Case Study is a serious contender for the Booker, in my mind. At the time of writing this review, I’m about halfway done the longlist, but Case Study truly stands out. A tight psychological literary thriller, Burnet uses form to build a compelling metafiction. Burnet opens the novel with a note explaining that he was sent a series of notebooks from a pseudonymous Mr. Grey, after the latter has seen a blog post Burnet had written about the psychotherapist A. Collins Braithwaite, a largely discredited charlatan but nonetheless a fascinating person with a brief streak of prominence in the 1960s. The notebooks had been written by an unnamed young woman in 1965, who had hatched a plan to see Braithwaite under a false name, in order to prove that he had driven her sister to suicide. Between chapters detailing Braithwaite’s biographical information, Burnet shares the notebook, which reveal a prudish and superior young woman spiralling as she goes further in her deception.

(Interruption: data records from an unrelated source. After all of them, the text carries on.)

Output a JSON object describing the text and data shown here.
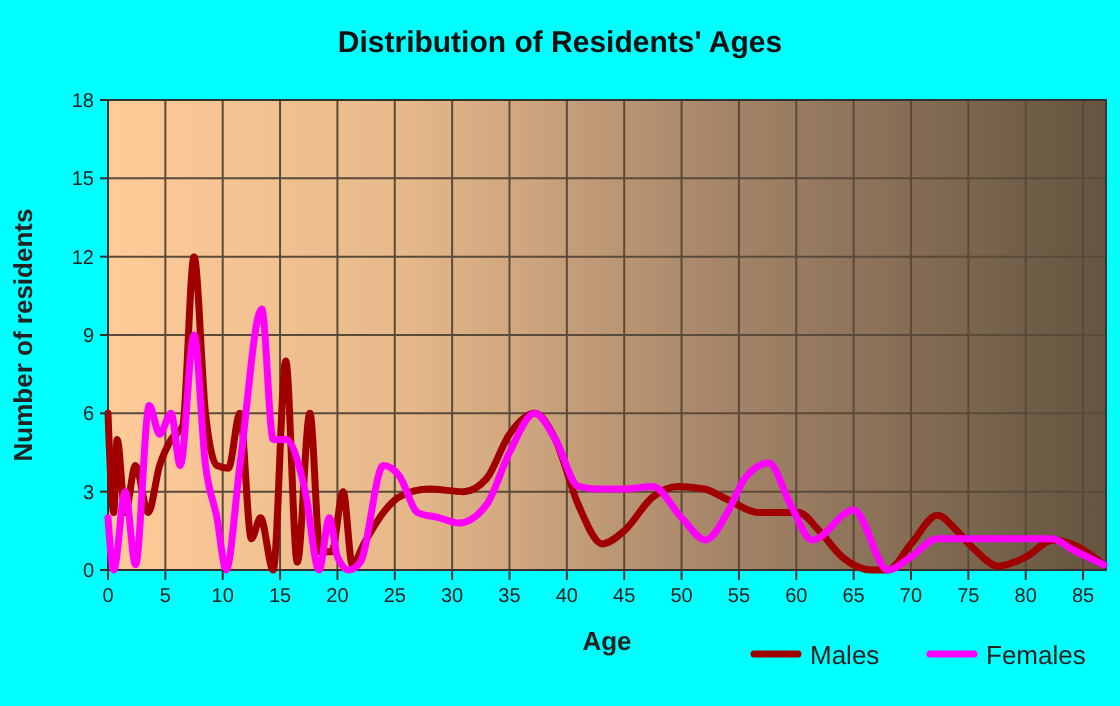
{
  "chart_data": {
    "type": "line",
    "title": "Distribution of Residents' Ages",
    "xlabel": "Age",
    "ylabel": "Number of residents",
    "xlim": [
      0,
      87
    ],
    "xticks": [
      0,
      5,
      10,
      15,
      20,
      25,
      30,
      35,
      40,
      45,
      50,
      55,
      60,
      65,
      70,
      75,
      80,
      85
    ],
    "ylim": [
      0,
      18
    ],
    "yticks": [
      0,
      3,
      6,
      9,
      12,
      15,
      18
    ],
    "grid": true,
    "legend": "bottom right",
    "marker": "none",
    "line_style": "solid",
    "series": [
      {
        "name": "Males",
        "color": "#a00000",
        "x": [
          0,
          0.5,
          0.8,
          1.5,
          2.4,
          3.5,
          4.5,
          5.5,
          6.5,
          7.5,
          8.5,
          9.5,
          10.5,
          11.5,
          12.5,
          13.3,
          14.4,
          15.5,
          16.5,
          17.6,
          18.5,
          19.5,
          20.5,
          21.3,
          22.3,
          24,
          25.4,
          28,
          31,
          33,
          35,
          37.2,
          39,
          41,
          43.1,
          45,
          47.5,
          49.7,
          52,
          54,
          56.7,
          60.2,
          62,
          64,
          66.6,
          68,
          70,
          72.3,
          74,
          75.5,
          77.6,
          80,
          82.4,
          84.5,
          86.8
        ],
        "values": [
          6,
          2.2,
          5,
          2.2,
          4,
          2.2,
          4,
          5,
          5.5,
          12,
          6,
          4,
          3.9,
          6,
          1.2,
          2,
          0,
          8,
          0.3,
          6,
          0.7,
          0.7,
          3,
          0.2,
          1,
          2.2,
          2.8,
          3.1,
          3,
          3.5,
          5.2,
          6,
          5,
          2.5,
          1,
          1.5,
          2.8,
          3.2,
          3.1,
          2.7,
          2.2,
          2.2,
          1.5,
          0.5,
          0,
          0,
          1,
          2.1,
          1.5,
          0.8,
          0.15,
          0.5,
          1.15,
          0.9,
          0.2
        ]
      },
      {
        "name": "Females",
        "color": "#ff00ff",
        "x": [
          0,
          0.5,
          1.5,
          2.4,
          3.6,
          4.5,
          5.5,
          6.3,
          7.5,
          8.5,
          9.5,
          10.3,
          11.5,
          13.4,
          14.4,
          15.5,
          17.2,
          18.4,
          19.3,
          20,
          21,
          22,
          24,
          25.4,
          27,
          28.9,
          30.6,
          33,
          35,
          37.2,
          39,
          41,
          42.8,
          45,
          47.5,
          50,
          52.1,
          54,
          55.5,
          57.6,
          59.5,
          61.4,
          65,
          68,
          70,
          72.3,
          77,
          82.3,
          84,
          86.8
        ],
        "values": [
          2,
          0,
          3,
          0.2,
          6.3,
          5.2,
          6,
          4,
          9,
          4,
          2,
          0,
          4,
          10,
          5,
          5,
          3,
          0,
          2,
          0.5,
          0,
          0.3,
          4,
          3.6,
          2.2,
          2,
          1.8,
          2.5,
          4.5,
          6,
          5,
          3.2,
          3.1,
          3.1,
          3.2,
          2,
          1.15,
          2.2,
          3.5,
          4.1,
          2.5,
          1.15,
          2.3,
          0,
          0.5,
          1.2,
          1.2,
          1.2,
          0.8,
          0.2
        ]
      }
    ]
  }
}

It was after the author’s note that I decided to search Braithwaite, who is not a real person. But Burnet’s framing is that believable, and an excellent introduction to an unsettling, strange, and fully gripping story. He inserts himself as a minor character, a mostly invisible hand leading you through Braithwaite’s life and the young woman’s increasing inability to determine what is real. Her assumed identity, for her appointments with Braithwaite, Rebecca Smyth, becomes another character, apart from the young woman. Rebecca is many things the young woman is not – and furthermore, begins to take over the young woman’s life. The portrayal of mental illness in the novel is delicate and nuanced, passed without judgement despite largely being focused on a highly judgy main character, and being set in a time with very different ideas about mental illness than we have today.

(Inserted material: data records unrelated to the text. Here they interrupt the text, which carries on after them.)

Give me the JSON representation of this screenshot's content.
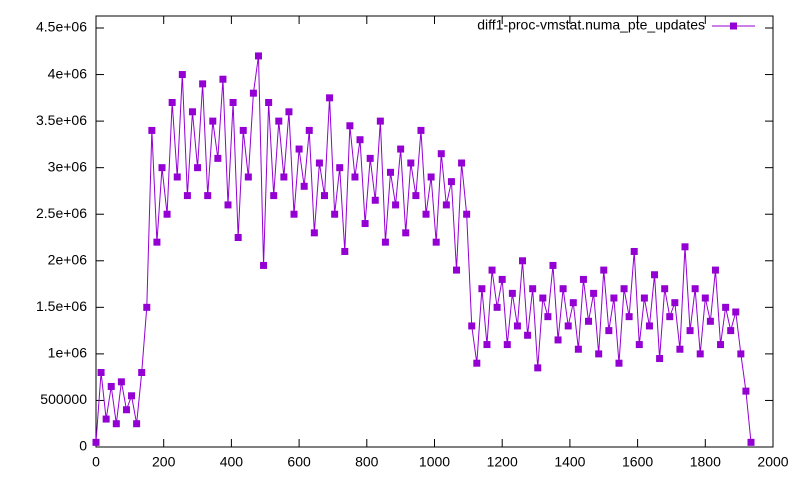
{
  "chart_data": {
    "type": "line",
    "series": [
      {
        "name": "diff1-proc-vmstat.numa_pte_updates",
        "color": "#9400d3",
        "x": [
          0,
          15,
          30,
          45,
          60,
          75,
          90,
          105,
          120,
          135,
          150,
          165,
          180,
          195,
          210,
          225,
          240,
          255,
          270,
          285,
          300,
          315,
          330,
          345,
          360,
          375,
          390,
          405,
          420,
          435,
          450,
          465,
          480,
          495,
          510,
          525,
          540,
          555,
          570,
          585,
          600,
          615,
          630,
          645,
          660,
          675,
          690,
          705,
          720,
          735,
          750,
          765,
          780,
          795,
          810,
          825,
          840,
          855,
          870,
          885,
          900,
          915,
          930,
          945,
          960,
          975,
          990,
          1005,
          1020,
          1035,
          1050,
          1065,
          1080,
          1095,
          1110,
          1125,
          1140,
          1155,
          1170,
          1185,
          1200,
          1215,
          1230,
          1245,
          1260,
          1275,
          1290,
          1305,
          1320,
          1335,
          1350,
          1365,
          1380,
          1395,
          1410,
          1425,
          1440,
          1455,
          1470,
          1485,
          1500,
          1515,
          1530,
          1545,
          1560,
          1575,
          1590,
          1605,
          1620,
          1635,
          1650,
          1665,
          1680,
          1695,
          1710,
          1725,
          1740,
          1755,
          1770,
          1785,
          1800,
          1815,
          1830,
          1845,
          1860,
          1875,
          1890,
          1905,
          1920,
          1935
        ],
        "values": [
          50000,
          800000,
          300000,
          650000,
          250000,
          700000,
          400000,
          550000,
          250000,
          800000,
          1500000,
          3400000,
          2200000,
          3000000,
          2500000,
          3700000,
          2900000,
          4000000,
          2700000,
          3600000,
          3000000,
          3900000,
          2700000,
          3500000,
          3100000,
          3950000,
          2600000,
          3700000,
          2250000,
          3400000,
          2900000,
          3800000,
          4200000,
          1950000,
          3700000,
          2700000,
          3500000,
          2900000,
          3600000,
          2500000,
          3200000,
          2800000,
          3400000,
          2300000,
          3050000,
          2700000,
          3750000,
          2500000,
          3000000,
          2100000,
          3450000,
          2900000,
          3300000,
          2400000,
          3100000,
          2650000,
          3500000,
          2200000,
          2950000,
          2600000,
          3200000,
          2300000,
          3050000,
          2700000,
          3400000,
          2500000,
          2900000,
          2200000,
          3150000,
          2600000,
          2850000,
          1900000,
          3050000,
          2500000,
          1300000,
          900000,
          1700000,
          1100000,
          1900000,
          1500000,
          1800000,
          1100000,
          1650000,
          1300000,
          2000000,
          1200000,
          1700000,
          850000,
          1600000,
          1400000,
          1950000,
          1150000,
          1700000,
          1300000,
          1550000,
          1050000,
          1800000,
          1350000,
          1650000,
          1000000,
          1900000,
          1250000,
          1600000,
          900000,
          1700000,
          1400000,
          2100000,
          1100000,
          1600000,
          1300000,
          1850000,
          950000,
          1700000,
          1400000,
          1550000,
          1050000,
          2150000,
          1250000,
          1700000,
          1000000,
          1600000,
          1350000,
          1900000,
          1100000,
          1500000,
          1250000,
          1450000,
          1000000,
          600000,
          50000
        ]
      }
    ],
    "xlim": [
      0,
      2000
    ],
    "xticks": [
      0,
      200,
      400,
      600,
      800,
      1000,
      1200,
      1400,
      1600,
      1800,
      2000
    ],
    "ylim": [
      0,
      4500000
    ],
    "yticks": [
      0,
      500000,
      {
        "value": 1000000,
        "label": "1e+06"
      },
      {
        "value": 1500000,
        "label": "1.5e+06"
      },
      {
        "value": 2000000,
        "label": "2e+06"
      },
      {
        "value": 2500000,
        "label": "2.5e+06"
      },
      {
        "value": 3000000,
        "label": "3e+06"
      },
      {
        "value": 3500000,
        "label": "3.5e+06"
      },
      {
        "value": 4000000,
        "label": "4e+06"
      },
      {
        "value": 4500000,
        "label": "4.5e+06"
      }
    ],
    "legend": "top-right"
  }
}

The characters are all deeply unlikeable, but rich and fascinating in their own right; both the young woman and Braithwaite make liberal use of deception to try and get their respective ways. By framing it as the publishing of a set of notebooks written by someone else, Burnet immediately knocks you away from any ideas of trusting the narrative, forcing you to ask what is and isn’t real, as well as completely distrust the young woman.
I carried this book everywhere I went while I was reading it, to try and squeeze more reading time out of my day. It is a truly riveting novel, entertaining as it makes you question everything about it, and beautifully written. There are no wasted words in this book; everything is in services of bringing you to the spectacular conclusion. I’ll be thinking about it for some time to come, because I don’t think I’ve even scratched the surface of the depth in this novel, and it already merits a reread.
Graeme Macrae Burnet is the author of the ‘fiendishly readable’ His Bloody Project, which was shortlisted for the 2016 Booker Prize and the LA Times Book Awards. It won the Saltire Prize for Fiction and has been published to great acclaim in twenty languages around the world. Born and brought up in Kilmarnock, Graeme now lives in Glasgow.